As to this, inasmuch as Article 12(4) of the sales contract for the Plaintiff’s store sets the time limit during which the agreement on the restriction of type of business becomes invalid by setting the time when the agreement on the restriction of type of business becomes invalid except for the Plaintiff’s store, the Defendant Company bears the duty to restrict the business of the Plaintiff and the buyer who first entered into the sales contract with the Defendant Company, and the Defendant Company first leased the Defendant Company’s store to the mobile phone sales agency, so even if the Defendant Company did not enter into the contract on the restriction of type of business when selling the Defendant store to the Defendant Company, it cannot be deemed that the Plaintiff Company breached the duty of business restriction pursuant to the agreement on the restriction of type of business. However, according to the language of the above provision, it is reasonable to view that the Plaintiff Company’s daily sales of the instant store even in the case of resale or lease of the store, taking into account the circumstances where it is difficult for the Plaintiff Company to ascertain the fact that the Plaintiff Company’s sales contract and the lessee would be subject to the restriction of type of business.

B) Determination as to whether the Plaintiff 1 suffered property damage

On the other hand, as seen earlier, it is difficult to recognize that Plaintiff 1 and Plaintiff 2 were unable to guarantee the exclusive business right of the Plaintiff 1 and Plaintiff 2, a lessee, on the chain of a violation of the occupational restriction agreement, and there is no evidence to acknowledge that the value of Plaintiff 1’s shop was reduced, or that Plaintiff 1 was liable to compensate Plaintiff 2 for damages caused by the breach of the occupational restriction agreement.

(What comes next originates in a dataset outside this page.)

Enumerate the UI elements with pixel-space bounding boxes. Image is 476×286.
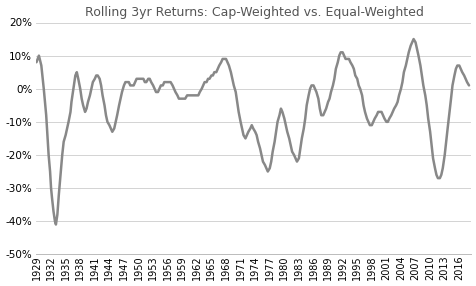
Title: Rolling 3yr Returns: Cap-Weighted vs. Equal-Weighted: Rolling 3yr Returns: Cap-Weighted vs. Eq… xyxy=(84,5,423,19)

As alleged by Plaintiff 1, it is difficult to recognize that Plaintiff 2 actually suffered property damage to Plaintiff 1, and there is no other evidence to acknowledge that there was no other evidence to acknowledge that Plaintiff 1’s claim against Plaintiff 1 for the conjunctive Defendant 1 is without merit.

4. Conclusion

Therefore, the plaintiffs' claims against the main defendant 1 and 2 and the plaintiff 1's claims against the main defendant defendant 1 are dismissed as it is without merit. It is so decided as per Disposition.